Bioengineering a non-genotoxic vector for genetic modification of mesenchymal stem cells

Abstract

Vectors used for stem cell transfection must be non-genotoxic, in addition to possessing high efficiency, because they could potentially transform normal stem cells into cancer-initiating cells. The objective of this research was to bioengineer an efficient vector that can be used for genetic modification of stem cells without any negative somatic or genetic impact. Two types of multifunctional vectors, namely targeted and non-targeted were genetically engineered and purified from E. coli. The targeted vectors were designed to enter stem cells via overexpressed receptors. The non-targeted vectors were equipped with MPG and Pep1 cell penetrating peptides. A series of commercial synthetic non-viral vectors and an adenoviral vector were used as controls. All vectors were evaluated for their efficiency and impact on metabolic activity, cell membrane integrity, chromosomal aberrations (micronuclei formation), gene dysregulation, and differentiation ability of stem cells. The results of this study showed that the bioengineered vector utilizing VEGFR-1 receptors for cellular entry could transfect mesenchymal stem cells with high efficiency without inducing genotoxicity, negative impact on gene function, or ability to differentiate. Overall, the vectors that utilized receptors as ports for cellular entry (viral and non-viral) showed considerably better somato- and genosafety profiles in comparison to those that entered through electrostatic interaction with cellular membrane. The genetically engineered vector in this study demonstrated that it can be safely and efficiently used to genetically modify stem cells with potential applications in tissue engineering and cancer therapy.

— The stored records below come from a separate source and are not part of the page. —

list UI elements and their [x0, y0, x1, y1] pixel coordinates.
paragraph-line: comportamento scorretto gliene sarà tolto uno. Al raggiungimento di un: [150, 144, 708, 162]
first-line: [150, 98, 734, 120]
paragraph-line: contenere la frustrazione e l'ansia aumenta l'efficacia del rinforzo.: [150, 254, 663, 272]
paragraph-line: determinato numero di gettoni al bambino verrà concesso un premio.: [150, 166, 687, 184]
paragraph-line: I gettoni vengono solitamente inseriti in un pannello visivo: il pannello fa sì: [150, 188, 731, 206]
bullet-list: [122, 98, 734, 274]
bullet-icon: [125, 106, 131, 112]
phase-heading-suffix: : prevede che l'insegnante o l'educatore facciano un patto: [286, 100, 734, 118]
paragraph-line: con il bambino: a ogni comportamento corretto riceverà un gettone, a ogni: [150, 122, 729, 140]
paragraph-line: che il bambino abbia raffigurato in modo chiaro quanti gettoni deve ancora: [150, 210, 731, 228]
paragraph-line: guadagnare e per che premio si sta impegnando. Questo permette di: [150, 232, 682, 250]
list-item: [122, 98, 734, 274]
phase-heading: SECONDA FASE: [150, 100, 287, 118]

Keywords: Cell transfection; Genotoxicity; Nanoparticles; Non-viral; Stem cells; Vector engineering.

Figure 1

The gating protocol that was designed for quantification of micronuclei formation in transfected stem cells.

Figure 2

A) Schematics of the fusion vector composed of a fusogenic peptide GALA (G) to disrupt endosomal membranes, a DNA condensing motif with inherent nuclear localization signal (H4) and a HER2 targeting peptide (TP). B) By removing the HER2 targeting peptide and replacing it with VEGFR targeting or cell penetrating peptides, the vector is tailor-made for carrying genes into MSCs. The 3-D structure of each motif was simulated independently by I-TASSER server for protein structure and function prediction [33].

Figure 3

Characterization of nanoparticles in terms of size, charge, and shape. A) Size of DBV/pEGFP nanocomplexes as determined by dynamic light scattering. B) Surface charge of DBV/pEGFP nanocomplexes as determined by laser Doppler velocimetry. C) Shape of DBV/pEGFP nanocomplexes captured by TEM. The scale bar is 100nm (magnification: 75000×). D) Surface charge analysis of commercial vectors in complex with pEGFP.

Figure 4

Characterization of ADSCs in terms of cell cycle and expression of VEGFR-1. A) Flow cytometry histograms showing the percentage of cells in each phase at different time points (i.e., 16–28 h). B) Bar chart summarizing the percentage of cell population in each cell cycle phase at different time points. As the percentages of cells in Sub G1 phase are very low, they are not observable in the bar chart. C) Flow cytometry histogram/dotplot showing the overexpression of VEGFR-1 on the surface of ADSCs (left panel), A431 cells (middle panel) and in comparison (right panel).

Figure 5

Evaluation of transfection efficiency and impact on cell proliferation rate of DBVs and commercial vectors. A-C) Bar charts that quantitatively demonstrate the percentage of transfected cells using DBVs and commercial non-viral and viral vectors. The arrows point at the most efficient vectors. D-F) Bar charts that demonstrate the impact of DBVs and commercial vectors on the proliferation rate of ADSCs. The arrows highlight the vectors that had high efficiencies (>25%) with acceptable impacts on cell proliferation rate. G) LDH release assay demonstrating the impact of vectors on cell membrane integrity.

Figure 6

A) Evaluation of the impact of vectors on the formation of micronuclei in transfected ADSCs. The percentage of micronuclei in untransfected cells is normalized to a one-fold increase and is considered as the negative control. B) PCR microarray analysis of the dysregulated genes in cells transfected with H4G (0.3 and 0.4 µg pEGFP), V_anta-H4G (0.4 µg pEGFP) and Ad-GFP (MOI: 5K and 50K). Only the upregulated (ur) and downregulated (dr) genes are mentioned in each panel.

Figure 7

ADSC differentiation into adipocyte. A) Fluorescent microscopy images of the differentiated ADSCs. B) Bar chart showing the percentages of differentiated cells in each treated and untreated group using flow cytometry.

Figure 8

Expression of surface markers CD13, CD29, CD105 and CD271 before and after transfection of ADSCs with V_anta-H4G (0.4 µg).